TURQUIE – ISTANBUL – Cela fait 24 ans que le journal Ozgur Ulke a été victime d’attentats à la bombe. De nombreux journalistes se sont rencontrés devant le bâtiment d’Özgür Ülke et ont déclaré : « Cette tradition va perdurer. »
La plate-forme des femmes journalistes de Mezopotamya et l’Initiative pour des journalistes libres ont fait une déclaration à la presse devant le bâtiment d’Özgür Ülke (Pays libre), qui a été victime d’attentats à la bombe il y a 24 ans.
Rassemblés devant le bâtiment bombardé du journal, les journalistes ont ouvert une banderole sur laquelle on pouvait lire : « La liberté de la presse ne peut être réduite au silence. » Ils portaient les photos des journalistes qui ont perdu la vie dans l’attentat.
S’exprimant lors de la déclaration à la presse, la porte-parole de la Plate-forme des journalistes de Mezopotamya Ayşe Güney a déclaré qu’aucun progrès n’avait été réalisé dans l’enquête lancée sur l’affaire d’attentats contre Ozgur Ulke depuis 24 ans.
35 autres journaux ont fait leur apparition après Özgür Ülke
Rappelant que « 35 autres journaux suivant la tradition de la presse libre sont sortis après le journal Özgür Ülke », Güney a déclaré : « Alors que certains de ces journaux ont été fermés en quelques jours, d’autres l’ont été en quelques semaines. Enfin, le journal Özgürlürlükçü Demokrasi (Démocratie libertaire) a été fermé le 28 mars 2018 (…). Lorsque le journal a été perquisitionné par des policiers et le syndic qui les accompagnait, un syndic a également été nommé à l’imprimerie de Gün, où le journal a été imprimé, et ses employés ont été arrêtés. »
Eren : « L’attitude envers les journalistes n’a pas changé »
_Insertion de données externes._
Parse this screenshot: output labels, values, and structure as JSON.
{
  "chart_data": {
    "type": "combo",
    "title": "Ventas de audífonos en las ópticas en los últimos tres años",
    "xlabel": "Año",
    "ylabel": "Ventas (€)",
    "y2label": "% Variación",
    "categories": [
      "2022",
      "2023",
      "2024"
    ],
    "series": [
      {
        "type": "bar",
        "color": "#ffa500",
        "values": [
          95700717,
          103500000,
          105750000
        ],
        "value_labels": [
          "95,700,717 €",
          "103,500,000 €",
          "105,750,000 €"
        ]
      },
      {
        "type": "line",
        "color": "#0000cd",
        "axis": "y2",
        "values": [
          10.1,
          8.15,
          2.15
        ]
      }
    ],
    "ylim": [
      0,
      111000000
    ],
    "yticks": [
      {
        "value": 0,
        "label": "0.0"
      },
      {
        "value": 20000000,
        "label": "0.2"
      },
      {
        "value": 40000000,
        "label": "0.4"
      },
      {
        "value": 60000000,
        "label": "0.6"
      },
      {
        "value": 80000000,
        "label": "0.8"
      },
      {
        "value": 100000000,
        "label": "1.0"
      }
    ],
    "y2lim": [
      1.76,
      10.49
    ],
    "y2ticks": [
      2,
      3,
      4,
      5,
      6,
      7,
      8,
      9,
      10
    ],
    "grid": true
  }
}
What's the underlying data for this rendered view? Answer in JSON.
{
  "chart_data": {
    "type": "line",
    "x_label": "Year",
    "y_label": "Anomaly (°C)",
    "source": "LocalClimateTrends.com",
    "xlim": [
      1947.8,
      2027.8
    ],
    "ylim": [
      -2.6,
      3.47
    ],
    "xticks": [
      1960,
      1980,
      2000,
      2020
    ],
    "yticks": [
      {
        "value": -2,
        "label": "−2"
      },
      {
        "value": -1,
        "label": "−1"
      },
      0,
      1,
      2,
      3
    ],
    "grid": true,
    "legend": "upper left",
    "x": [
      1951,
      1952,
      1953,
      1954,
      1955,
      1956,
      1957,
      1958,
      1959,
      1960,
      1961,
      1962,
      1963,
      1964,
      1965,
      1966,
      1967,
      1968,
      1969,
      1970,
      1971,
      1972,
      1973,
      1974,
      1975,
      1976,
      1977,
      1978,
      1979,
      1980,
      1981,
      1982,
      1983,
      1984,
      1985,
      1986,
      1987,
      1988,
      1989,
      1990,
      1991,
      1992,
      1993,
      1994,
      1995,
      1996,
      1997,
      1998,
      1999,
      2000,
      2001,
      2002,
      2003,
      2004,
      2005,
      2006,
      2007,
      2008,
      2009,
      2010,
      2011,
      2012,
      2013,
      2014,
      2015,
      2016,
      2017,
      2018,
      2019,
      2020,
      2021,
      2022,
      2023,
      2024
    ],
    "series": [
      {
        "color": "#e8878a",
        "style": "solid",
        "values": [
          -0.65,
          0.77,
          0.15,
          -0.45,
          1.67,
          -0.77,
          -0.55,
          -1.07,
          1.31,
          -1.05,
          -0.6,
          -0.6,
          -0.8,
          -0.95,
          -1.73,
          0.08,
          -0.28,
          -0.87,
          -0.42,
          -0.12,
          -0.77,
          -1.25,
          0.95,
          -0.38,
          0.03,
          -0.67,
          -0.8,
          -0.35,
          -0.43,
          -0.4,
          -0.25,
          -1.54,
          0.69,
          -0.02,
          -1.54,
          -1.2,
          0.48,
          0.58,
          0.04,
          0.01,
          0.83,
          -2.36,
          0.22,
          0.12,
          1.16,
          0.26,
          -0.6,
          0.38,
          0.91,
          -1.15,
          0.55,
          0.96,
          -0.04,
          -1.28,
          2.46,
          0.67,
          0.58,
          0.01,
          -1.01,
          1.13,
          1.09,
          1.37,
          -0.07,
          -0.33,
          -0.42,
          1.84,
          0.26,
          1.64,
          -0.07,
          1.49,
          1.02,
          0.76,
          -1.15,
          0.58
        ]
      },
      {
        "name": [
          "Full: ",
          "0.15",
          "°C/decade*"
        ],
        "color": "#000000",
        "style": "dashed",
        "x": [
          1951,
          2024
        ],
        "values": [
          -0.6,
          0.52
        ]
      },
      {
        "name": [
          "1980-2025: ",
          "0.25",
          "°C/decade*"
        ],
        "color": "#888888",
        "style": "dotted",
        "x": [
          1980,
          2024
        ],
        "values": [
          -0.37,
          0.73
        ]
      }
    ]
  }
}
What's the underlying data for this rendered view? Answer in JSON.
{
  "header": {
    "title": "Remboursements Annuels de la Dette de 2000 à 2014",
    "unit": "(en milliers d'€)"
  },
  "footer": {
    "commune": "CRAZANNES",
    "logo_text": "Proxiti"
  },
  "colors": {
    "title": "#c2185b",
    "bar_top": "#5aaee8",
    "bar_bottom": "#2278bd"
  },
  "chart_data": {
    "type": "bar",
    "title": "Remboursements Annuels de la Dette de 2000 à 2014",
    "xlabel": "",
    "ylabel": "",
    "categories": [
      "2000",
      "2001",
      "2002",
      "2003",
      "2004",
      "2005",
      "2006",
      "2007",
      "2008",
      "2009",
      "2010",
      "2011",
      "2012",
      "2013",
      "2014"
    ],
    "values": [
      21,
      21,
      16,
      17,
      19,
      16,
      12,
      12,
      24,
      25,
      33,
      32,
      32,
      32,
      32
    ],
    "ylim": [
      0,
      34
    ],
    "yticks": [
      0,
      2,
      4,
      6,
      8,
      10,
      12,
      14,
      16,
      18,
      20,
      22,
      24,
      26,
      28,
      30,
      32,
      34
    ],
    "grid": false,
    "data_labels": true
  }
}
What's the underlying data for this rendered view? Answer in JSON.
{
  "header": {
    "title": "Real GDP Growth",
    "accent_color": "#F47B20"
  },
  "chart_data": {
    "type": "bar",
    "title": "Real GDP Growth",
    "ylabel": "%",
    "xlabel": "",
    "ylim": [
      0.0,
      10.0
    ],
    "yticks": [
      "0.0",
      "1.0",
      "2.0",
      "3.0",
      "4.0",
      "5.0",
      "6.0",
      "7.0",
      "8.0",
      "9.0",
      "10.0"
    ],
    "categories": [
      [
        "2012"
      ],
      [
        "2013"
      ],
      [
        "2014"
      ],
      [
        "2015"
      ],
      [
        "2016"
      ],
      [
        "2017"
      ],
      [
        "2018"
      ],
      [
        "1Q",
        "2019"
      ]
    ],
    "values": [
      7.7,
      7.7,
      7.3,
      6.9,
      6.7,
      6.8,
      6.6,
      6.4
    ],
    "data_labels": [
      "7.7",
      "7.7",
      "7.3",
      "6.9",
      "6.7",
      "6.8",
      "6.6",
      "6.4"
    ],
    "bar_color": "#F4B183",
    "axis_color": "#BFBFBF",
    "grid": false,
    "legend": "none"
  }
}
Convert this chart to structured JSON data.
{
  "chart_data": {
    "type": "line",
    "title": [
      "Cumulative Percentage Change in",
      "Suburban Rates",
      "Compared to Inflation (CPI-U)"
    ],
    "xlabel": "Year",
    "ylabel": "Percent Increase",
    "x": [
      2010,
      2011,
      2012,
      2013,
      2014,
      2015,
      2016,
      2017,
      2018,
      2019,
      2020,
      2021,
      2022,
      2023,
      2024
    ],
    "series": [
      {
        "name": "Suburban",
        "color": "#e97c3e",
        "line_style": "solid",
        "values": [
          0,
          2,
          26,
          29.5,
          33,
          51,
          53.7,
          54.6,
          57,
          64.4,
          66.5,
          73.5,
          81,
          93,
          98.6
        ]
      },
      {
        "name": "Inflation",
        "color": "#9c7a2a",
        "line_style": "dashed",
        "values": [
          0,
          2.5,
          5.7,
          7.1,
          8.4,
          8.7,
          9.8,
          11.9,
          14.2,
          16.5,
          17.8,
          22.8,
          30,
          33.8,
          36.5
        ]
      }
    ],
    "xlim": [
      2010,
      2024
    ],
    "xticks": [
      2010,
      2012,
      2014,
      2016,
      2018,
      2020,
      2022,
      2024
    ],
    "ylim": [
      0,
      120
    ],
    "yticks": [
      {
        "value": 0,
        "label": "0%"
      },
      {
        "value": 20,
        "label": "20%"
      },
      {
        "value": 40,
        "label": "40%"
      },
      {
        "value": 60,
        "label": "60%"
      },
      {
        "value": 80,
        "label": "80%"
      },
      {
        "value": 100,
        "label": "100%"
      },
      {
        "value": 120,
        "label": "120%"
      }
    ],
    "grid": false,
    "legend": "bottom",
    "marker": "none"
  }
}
Le président du syndicat de la presse Faruk Eren a déclaré : « C’est un triste jour, une triste période pour les journalistes. Des dizaines de nos amis sont allés en prison. Il y a des milliers de procès intentés contre nos amis journalistes. L’attitude à l’égard des journalistes n’a toujours pas changé. Des dizaines de journalistes d’Abdi İpekçi à Uğur Mumcu, de Musa Anter à Metin Göktepe, de Kadri Bağdu à Hrant Dink ont été assassinés. »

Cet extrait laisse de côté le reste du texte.